News Story

Surrey Interfaith Council Sponsors Music and Spoken Word Concert

In celebration of the United Nations World Interfaith Harmony Week (February 1–7), the Surrey Interfaith Council sponsored the second annual Interfaith Music and Spoken Word Concert, which was hosted by the Surrey British Columbia Stake of The Church of Jesus Christ of Latter-day Saints. The co-chairs of the Surrey Interfaith Council, Sherry Marceil and Jonquil Hallgate, were the masters of ceremonies, setting the scene for the evening — each with their own faith culture.

An audience and participants of about 100 people stood for the opening of “O Canada,” followed by Marceil reading the fourth verse as the invocation:

Ruler supreme, who hearest humble prayer,

Hold our dominion in thy loving care;

Help us to find, O God, in thee

A lasting, rich reward,

As waiting for the better day,

We ever stand on guard.

This seminal evening of music and inspirational poetry and readings flowed forward from this invocation as members of many faiths shared their good news. The reading of Psalm 150, closing with “Let every thing that hath breath praise the Lord,” was followed by the piping of “Amazing Grace.”

In attendance were members of Bahá’í, Christian, Hindu, Islamic and Sikh faiths as well as the Universal Peace Federation. Glorious singing, instrumentation and ringing bells filled the air with praise and hope for better things for people the world over.

A familiar note was struck for Bible scholars when the words “neither slumber, nor sleep overtakes Him,” spoken from Islamic text, reminded them of “he that keepeth Israel shall neither slumber nor sleep” (Psalm 121:4).

“Faith is a joyful sound played on different instruments,” said the Reverend Laurie Deacon, pastor at St. Aidan’s Presbyterian Church in New Westminster, British Columbia. “Sometimes the rhythm is slow; other times the rhythm invites toe-tapping and clapping. Together we create music that causes angels to laugh and the Creator to sigh with delight.”

Sukhvinder Kaur Vinning spoke of the need to share with one another and to lift the downtrodden. She remarked, “We share far more in common than that which separates us. When we set aside what separates us, we are more effective helping those in need.” She then led those present in a Sikhi Vaheguru chant.

Gerry Parsons, pastor of the Trinity Lutheran Church and director of the Trinity Lutheran choir, said he was thrilled to be invited back for this second annual event. He felt that participants, both from his congregation and others, “are blessed to share their musical talents in singing praises to the Almighty.”

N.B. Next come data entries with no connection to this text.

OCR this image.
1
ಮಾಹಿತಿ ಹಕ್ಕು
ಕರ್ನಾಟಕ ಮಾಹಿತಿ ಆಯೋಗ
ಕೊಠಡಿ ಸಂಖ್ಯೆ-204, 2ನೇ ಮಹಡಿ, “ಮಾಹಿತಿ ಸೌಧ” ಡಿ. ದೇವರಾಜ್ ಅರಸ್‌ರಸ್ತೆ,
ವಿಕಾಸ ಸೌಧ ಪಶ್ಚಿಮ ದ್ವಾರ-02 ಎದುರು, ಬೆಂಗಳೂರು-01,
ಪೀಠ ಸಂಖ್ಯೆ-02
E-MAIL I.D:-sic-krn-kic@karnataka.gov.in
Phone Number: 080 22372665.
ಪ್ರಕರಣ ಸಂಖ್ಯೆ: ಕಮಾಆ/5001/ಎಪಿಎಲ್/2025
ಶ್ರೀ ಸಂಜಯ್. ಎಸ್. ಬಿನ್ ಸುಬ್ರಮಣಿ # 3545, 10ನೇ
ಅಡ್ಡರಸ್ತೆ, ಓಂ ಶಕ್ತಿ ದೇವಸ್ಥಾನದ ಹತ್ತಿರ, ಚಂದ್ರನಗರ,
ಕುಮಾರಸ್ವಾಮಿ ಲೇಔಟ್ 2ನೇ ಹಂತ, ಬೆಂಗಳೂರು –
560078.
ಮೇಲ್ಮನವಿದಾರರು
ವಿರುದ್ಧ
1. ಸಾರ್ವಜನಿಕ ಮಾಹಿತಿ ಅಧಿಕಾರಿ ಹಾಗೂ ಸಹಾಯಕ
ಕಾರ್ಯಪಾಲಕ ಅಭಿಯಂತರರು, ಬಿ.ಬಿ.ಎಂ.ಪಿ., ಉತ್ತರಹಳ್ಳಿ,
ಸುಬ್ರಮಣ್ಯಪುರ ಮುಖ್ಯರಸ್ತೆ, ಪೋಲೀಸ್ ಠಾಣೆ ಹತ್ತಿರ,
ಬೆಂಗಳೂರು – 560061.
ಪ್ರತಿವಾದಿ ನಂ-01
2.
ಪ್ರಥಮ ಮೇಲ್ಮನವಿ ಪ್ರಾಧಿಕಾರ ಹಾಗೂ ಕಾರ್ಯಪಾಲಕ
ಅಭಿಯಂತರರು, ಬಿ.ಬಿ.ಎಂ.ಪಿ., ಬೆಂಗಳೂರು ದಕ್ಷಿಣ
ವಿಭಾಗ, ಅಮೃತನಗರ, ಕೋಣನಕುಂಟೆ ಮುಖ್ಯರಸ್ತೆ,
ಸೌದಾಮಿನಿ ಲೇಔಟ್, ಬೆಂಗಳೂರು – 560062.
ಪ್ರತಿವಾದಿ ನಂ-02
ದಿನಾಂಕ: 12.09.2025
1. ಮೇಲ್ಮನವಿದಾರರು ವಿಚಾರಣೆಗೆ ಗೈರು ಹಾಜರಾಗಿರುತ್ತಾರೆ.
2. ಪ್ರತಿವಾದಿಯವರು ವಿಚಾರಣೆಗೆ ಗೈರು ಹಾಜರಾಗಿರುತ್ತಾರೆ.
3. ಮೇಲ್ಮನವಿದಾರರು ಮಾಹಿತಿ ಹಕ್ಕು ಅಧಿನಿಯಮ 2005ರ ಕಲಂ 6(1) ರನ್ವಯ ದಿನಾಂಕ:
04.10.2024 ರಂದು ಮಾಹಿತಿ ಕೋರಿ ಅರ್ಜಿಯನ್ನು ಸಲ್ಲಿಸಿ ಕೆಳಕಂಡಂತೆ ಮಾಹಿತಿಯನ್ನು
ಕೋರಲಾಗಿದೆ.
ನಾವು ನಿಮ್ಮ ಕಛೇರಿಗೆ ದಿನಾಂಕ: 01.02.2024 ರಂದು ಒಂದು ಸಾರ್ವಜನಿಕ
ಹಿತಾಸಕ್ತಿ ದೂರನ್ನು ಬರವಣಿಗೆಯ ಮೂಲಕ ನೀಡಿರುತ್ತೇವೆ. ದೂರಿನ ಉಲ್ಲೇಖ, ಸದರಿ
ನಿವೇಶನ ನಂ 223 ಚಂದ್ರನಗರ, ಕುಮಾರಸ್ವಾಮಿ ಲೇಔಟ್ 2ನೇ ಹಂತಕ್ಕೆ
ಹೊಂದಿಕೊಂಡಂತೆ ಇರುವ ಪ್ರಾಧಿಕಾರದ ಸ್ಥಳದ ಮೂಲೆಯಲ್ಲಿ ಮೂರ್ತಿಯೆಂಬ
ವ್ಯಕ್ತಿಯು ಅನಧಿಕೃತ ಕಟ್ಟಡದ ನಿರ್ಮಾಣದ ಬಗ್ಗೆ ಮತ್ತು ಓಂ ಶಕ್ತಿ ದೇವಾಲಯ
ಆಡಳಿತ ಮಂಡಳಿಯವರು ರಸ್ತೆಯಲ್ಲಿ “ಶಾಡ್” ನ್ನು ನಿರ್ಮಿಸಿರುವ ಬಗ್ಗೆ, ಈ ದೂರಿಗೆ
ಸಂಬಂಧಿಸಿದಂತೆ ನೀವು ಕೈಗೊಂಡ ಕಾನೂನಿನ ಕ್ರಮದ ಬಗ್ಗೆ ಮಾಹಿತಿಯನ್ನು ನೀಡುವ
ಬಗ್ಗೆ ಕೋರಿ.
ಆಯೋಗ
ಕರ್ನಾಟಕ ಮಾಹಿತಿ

Surrey British Columbia Stake presidency counsellor Gregory Umbach commented: “This second annual Music and Spoken Word [Concert] is a great example of people of differing faith traditions coming together to share with each other. Through these and other such events, we become more acquainted with each other and more importantly with what we share in common.”

In a surprise addition to the program, Umbach presented Hallgate with a Humanitarian Service Award. The award was presented on behalf of the Surrey British Columbia Stake for Hallgate’s dedicated service in the community and her many hours of volunteer service and advocacy for people with challenges and disabilities.

United in hope for harmony, this significant faith-filled community represents the good that is possible here and beyond the borders of home.

Elder Michael R. Murray, Area Seventy of The Church of Jesus Christ of Latter-day Saints with responsibility for British Columbia, stated, “Such events are important for the community because it is an opportunity for people of differing backgrounds and faith traditions to learn from each other and to be inspired.”